L’usage ici fait de l’islam pousse à une liquidation de la laïcité qui sert à faire progresser le projet politique d’une mise en concurrence des religions ayant réinvesties l’espace publique en le monopolisant, où il ne restera plus comme choix que de faire celui d’une religion, entre christianisme, judaïsme ou islam.

Si Monsieur Sarkozy dit militer pour l’équité de traitement des religions, il ne cesse de répéter que la France à des racines chrétiennes qu’elle doit assumer, y compris l’Europe, et que c’est là que repose notre vertu, notre sens, et on ne voit alors plus bien comment la liberté des autres religions, dont l’islam, cadre avec ces assertions et cet appel à se reconnaître dans une religion présentée comme majoritaire, finalement comme la meilleure. On pourrait se croire, si on ne se frottait les yeux, en voie de retour sous l’ère de Justinien († 565) où seuls les baptisés jouissaient des droits de citoyen, et les coupables d’hérésie étaient exclus des fonctions publiques.

Ce dont il s’agit, c’est en fait de se servir de l’islam pour mieux justifier d’imposer un retour de l’Eglise catholique dans les affaires de la cité et dans un contexte de concurrence entre les religions d’amener malgré eux, les Français à choisir un camp. Et plus l’islam aura fait preuve d’excès comme on l’y encourage par le laxisme actuel, et plus il sera l’objet alors de tous les rejets, avec une extrême-droite qui ne dort que d’un œil face à ces apprentis sorciers qui veulent en finir avec la laïcité.

Monsieur Sarkozy met ici en œuvre une nouvelle psychologie de la soumission, en tant qu’elle est obtenue non par la contrainte mais par des choix qui paraissent libres en s’imposant indirectement d’eux-mêmes par le fait de se réduire, en ramenant la laïcité à un choix entre des religions tout en martelant la prégnance de nos supposées racines chrétiennes. C’est la nouvelle idéologie totalitaire, celle de la grande bourgeoisie affairiste et conservatrice, qui ne jure que par l’Occident chrétien, à l’image d’un Georges Bush et de ses guerres préventives en terre d’islam.

Une nouvelle mission historique de la religion au service de l’ordre injuste : un retour de la barbarie

De la France à l’Europe mais aussi aux Etats-Unis, il est question de redonner à la religion chrétienne une place dominante dans un monde où elle doit jouer le rôle d’opium des peuples, dans ce lien indéfectible entre religion et capitalisme auquel elle donne sa bonne conscience en même temps qu’elle en autorise les excès.

Il s’agit ici d’une véritable entreprise idéologique dans le cadre de la mise en œuvre d’une action de psychologie collective visant, par la livraison de l’espace public aux religions, à garantir la pérennité d’un système injuste. Seule la laïcité qui porte au-dessus des religions le bien commun, l’intérêt général, leur permet de vivre ensemble en bonne intelligence parce que leur interdisant l’accès au politique et les protégeant par là-même, de l’hégémonie d’une sur les autres.

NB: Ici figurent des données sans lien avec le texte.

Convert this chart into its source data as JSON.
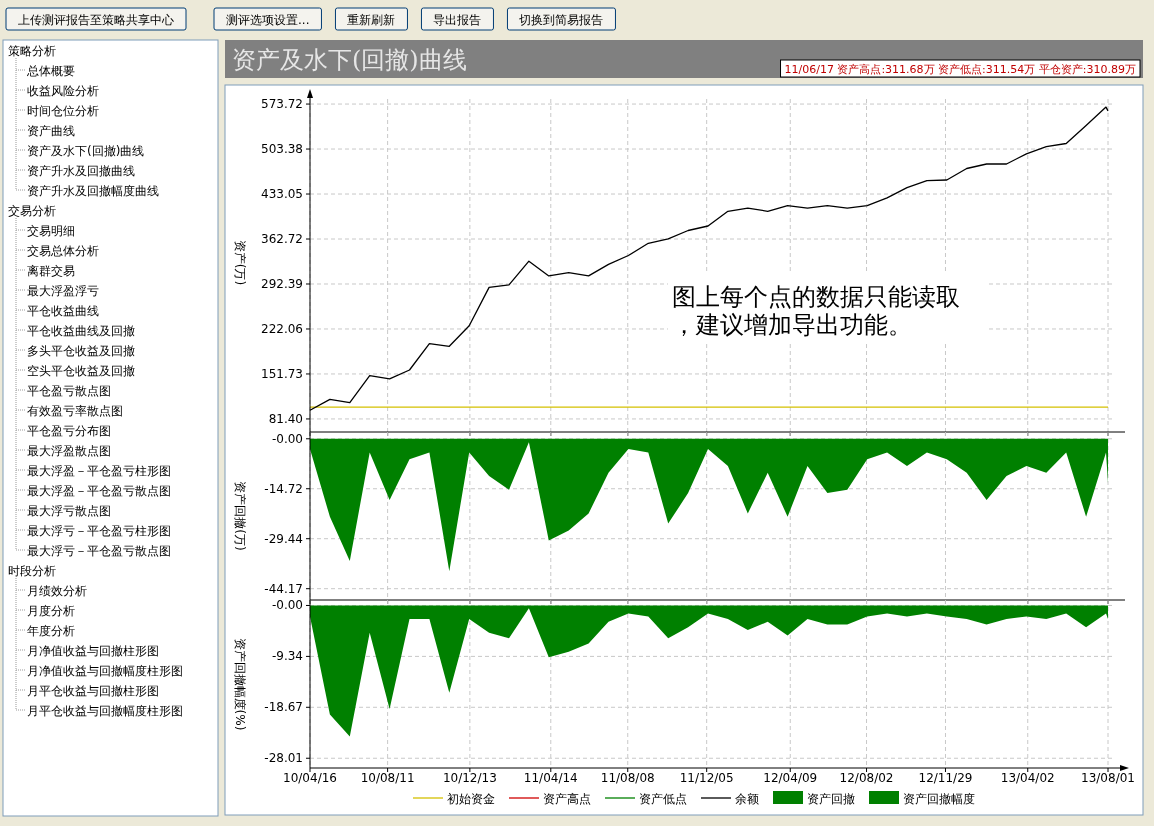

Suivre Monsieur Sarkozy et Benoît XVI dans la voie des affirmations religieuses identitaires, ce serait s’engager vers le retour des guerres de religions, la fin de la liberté de conscience et de la démocratie, vers une nouvelle barbarie. En fait de racines chrétiennes, notre société tient son essence des apports sans commune mesure de la cité grecque à l’histoire, de l’invention du politique à la démocratie, de la nation comme terre commune des citoyens sous le siècle de Périclès à la justice collective en lieu et place de la justice arbitraire d’un seul. Voilà ce qui est à la source de l’identité européenne.

La laïcité a ouvert un chemin nouveau aux hommes, dans l’histoire de leur émancipation. Elle est radicalement aujourd’hui l’enjeu vital autour duquel l’avenir de nos libertés et du droit politique à choisir notre destinée se décide.